Cathy Hackl is a Costa Rican-American futurist and author. Self-proclaimed the "Godmother of the Metaverse", she has researched and consulted on the metaverse, video games, Web3, and augmented reality. Hackl's firm conviction about the significance of the Metaverse has had to be tempered when metaverse products did not gain market traction in the global north, as predicted. The Metaverse however, remained popular in South Africa, Nigeria, and Egypt, as venture capital's investments have shifted to generative AI.

== Career ==
In 2017, Hackl began her career in the field of technology and the dissemination of augmented reality, at HTC Vive. She then joined the Magic Leap team, and by 2021, she had already launched her own business. She currently disseminates her findings and contributions in media outlets such as The Wall Street Journal, WIRED and Forbes.
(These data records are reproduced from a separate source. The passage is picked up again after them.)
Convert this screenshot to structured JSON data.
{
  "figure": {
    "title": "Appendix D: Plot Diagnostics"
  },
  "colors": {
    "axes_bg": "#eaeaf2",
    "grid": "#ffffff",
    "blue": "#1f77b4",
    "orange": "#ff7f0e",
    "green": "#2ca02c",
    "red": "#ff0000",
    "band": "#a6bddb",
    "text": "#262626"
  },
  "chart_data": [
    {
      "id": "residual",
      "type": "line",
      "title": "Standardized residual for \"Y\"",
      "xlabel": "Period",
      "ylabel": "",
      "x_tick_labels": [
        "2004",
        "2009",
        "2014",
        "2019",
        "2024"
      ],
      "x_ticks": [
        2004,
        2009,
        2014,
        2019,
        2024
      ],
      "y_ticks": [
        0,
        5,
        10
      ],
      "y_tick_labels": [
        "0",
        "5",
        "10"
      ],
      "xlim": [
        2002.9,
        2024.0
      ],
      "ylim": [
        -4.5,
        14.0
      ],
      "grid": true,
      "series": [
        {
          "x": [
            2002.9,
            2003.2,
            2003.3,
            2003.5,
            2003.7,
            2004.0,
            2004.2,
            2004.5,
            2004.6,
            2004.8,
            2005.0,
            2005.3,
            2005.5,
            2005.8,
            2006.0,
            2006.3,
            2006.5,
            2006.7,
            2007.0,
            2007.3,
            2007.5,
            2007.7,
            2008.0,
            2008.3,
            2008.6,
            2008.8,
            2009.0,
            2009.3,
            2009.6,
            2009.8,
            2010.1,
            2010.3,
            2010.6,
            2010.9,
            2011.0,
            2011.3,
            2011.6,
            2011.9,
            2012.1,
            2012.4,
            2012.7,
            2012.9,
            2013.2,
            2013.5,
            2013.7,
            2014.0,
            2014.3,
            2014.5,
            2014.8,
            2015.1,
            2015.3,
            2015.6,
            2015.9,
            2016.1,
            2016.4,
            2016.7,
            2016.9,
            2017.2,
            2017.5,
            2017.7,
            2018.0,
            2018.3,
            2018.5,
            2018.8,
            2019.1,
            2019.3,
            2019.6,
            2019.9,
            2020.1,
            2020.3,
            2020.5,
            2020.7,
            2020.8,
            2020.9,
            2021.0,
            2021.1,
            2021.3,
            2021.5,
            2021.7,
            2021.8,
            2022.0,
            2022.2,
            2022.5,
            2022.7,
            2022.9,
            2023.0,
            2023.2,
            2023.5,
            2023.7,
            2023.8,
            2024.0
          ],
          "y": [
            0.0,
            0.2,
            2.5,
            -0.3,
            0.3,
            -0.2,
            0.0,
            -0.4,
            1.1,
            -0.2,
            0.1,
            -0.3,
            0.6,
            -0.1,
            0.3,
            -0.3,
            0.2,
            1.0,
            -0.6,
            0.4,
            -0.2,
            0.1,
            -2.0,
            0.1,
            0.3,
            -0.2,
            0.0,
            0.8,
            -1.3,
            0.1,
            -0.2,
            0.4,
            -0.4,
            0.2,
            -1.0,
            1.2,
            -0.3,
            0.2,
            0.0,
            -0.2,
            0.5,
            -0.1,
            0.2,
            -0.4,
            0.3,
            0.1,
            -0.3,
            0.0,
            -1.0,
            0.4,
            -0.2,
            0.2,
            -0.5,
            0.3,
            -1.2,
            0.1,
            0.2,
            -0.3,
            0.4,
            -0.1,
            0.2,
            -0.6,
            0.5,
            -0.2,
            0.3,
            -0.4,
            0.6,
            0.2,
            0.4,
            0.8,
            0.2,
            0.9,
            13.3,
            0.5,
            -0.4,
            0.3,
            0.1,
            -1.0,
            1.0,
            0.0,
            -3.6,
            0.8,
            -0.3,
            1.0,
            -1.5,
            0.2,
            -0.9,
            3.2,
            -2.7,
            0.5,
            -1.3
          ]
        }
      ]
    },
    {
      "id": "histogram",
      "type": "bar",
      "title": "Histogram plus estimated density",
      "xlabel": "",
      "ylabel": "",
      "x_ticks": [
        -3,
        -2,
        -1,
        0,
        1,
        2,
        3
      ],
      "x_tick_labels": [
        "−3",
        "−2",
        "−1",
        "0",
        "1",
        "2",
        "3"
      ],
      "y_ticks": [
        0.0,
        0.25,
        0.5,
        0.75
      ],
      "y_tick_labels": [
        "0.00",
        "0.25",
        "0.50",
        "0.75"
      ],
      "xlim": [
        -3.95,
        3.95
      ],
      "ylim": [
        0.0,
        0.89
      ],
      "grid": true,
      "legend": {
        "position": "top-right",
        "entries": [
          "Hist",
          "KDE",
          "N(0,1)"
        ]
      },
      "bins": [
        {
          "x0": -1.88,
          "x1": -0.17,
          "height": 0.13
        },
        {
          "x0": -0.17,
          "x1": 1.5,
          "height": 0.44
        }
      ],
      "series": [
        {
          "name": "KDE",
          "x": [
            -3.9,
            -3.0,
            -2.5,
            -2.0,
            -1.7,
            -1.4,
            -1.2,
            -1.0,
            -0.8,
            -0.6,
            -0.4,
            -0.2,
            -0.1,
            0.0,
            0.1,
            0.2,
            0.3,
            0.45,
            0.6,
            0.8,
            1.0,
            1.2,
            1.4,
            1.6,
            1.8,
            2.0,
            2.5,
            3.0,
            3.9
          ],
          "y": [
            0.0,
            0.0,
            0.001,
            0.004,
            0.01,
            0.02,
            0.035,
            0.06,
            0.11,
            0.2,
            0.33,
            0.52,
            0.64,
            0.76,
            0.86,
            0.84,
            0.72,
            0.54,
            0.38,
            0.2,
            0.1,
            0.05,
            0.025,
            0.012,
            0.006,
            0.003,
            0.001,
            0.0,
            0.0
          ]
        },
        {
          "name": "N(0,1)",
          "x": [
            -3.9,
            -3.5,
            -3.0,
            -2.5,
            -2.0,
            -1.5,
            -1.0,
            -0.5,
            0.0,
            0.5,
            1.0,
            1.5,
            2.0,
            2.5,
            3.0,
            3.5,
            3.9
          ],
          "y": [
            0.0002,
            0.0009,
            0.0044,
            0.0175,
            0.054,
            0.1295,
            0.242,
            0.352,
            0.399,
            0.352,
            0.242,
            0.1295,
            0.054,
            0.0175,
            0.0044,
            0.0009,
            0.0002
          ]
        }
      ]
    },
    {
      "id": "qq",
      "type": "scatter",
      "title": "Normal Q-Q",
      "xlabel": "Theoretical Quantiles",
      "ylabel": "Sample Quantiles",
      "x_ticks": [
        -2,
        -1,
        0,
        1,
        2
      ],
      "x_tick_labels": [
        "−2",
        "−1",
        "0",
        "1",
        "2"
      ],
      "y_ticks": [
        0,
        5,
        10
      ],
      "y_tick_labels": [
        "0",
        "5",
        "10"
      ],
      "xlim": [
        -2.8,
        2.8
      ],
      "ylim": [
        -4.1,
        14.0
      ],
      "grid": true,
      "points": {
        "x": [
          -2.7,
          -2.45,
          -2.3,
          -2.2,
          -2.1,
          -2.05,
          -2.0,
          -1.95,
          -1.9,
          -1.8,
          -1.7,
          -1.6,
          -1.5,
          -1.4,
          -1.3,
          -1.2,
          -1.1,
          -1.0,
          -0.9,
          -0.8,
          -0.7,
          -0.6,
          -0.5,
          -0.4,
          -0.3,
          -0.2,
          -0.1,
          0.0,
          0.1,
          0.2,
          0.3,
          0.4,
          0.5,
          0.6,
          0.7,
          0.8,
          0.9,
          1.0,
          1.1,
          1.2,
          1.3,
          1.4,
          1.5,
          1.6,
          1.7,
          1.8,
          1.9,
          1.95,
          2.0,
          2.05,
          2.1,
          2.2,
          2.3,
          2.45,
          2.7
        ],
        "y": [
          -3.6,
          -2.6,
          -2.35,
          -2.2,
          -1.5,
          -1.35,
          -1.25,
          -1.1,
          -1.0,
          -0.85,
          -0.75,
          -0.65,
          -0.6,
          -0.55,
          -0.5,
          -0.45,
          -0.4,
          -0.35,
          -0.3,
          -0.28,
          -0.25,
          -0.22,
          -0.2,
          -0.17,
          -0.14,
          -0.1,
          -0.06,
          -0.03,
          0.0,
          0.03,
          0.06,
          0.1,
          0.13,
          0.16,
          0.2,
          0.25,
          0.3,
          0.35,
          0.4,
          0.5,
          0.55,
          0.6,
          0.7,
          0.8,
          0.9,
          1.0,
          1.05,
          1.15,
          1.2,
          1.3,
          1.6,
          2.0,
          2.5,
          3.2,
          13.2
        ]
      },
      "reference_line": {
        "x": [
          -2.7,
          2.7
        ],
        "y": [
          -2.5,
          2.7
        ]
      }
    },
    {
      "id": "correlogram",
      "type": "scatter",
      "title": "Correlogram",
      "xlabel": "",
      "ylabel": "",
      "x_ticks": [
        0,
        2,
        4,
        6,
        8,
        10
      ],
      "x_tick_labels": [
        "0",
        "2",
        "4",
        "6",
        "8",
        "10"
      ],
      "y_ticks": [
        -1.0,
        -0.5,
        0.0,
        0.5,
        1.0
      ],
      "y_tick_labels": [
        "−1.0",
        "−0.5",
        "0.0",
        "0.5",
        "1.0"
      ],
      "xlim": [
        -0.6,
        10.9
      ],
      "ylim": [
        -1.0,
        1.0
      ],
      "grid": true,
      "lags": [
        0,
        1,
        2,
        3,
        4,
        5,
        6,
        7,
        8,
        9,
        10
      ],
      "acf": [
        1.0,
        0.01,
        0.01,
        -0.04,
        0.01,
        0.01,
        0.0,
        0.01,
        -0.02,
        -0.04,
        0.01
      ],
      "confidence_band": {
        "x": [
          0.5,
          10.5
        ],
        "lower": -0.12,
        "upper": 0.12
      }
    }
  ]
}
She is currently the CEO of Futures Intelligence Group, a company dedicated to research and consulting for businesses such as Clinique and P&G on strategic topics related to non-fungible tokens, better known as NFTs, video games, and virtual fashion. In addition to research, Hackl disseminates metaverse topics through two podcasts: Adweek's Metaverse Marketing and Future Insiders, dedicated to marketing and web trends enthusiasts.

== Publications ==
- G. Wolfe, S., Hackl. C. 2017. Marketing New Realities: An Introduction to Virtual Reality & Augmented Reality Marketing, Branding & Communications
- Buzzell, J., Hackl, C. 2021. The Augmented Workforce: How AI, AR and 5G Will Impact Every Dollar You Make
- Hackl, C., Lueth, D., Di Bartolo, T. 2022. Navigating the Metaverse: A Guide to Limitless Possibilities in a Web 3.0 World, U.S. Wiley

===Noteworthy===
Hackl has the distinction of being the first physical and virtual person to ring NASDAQ's opening bell with her digital twin (physical and avatar form) on TV and open the financial markets.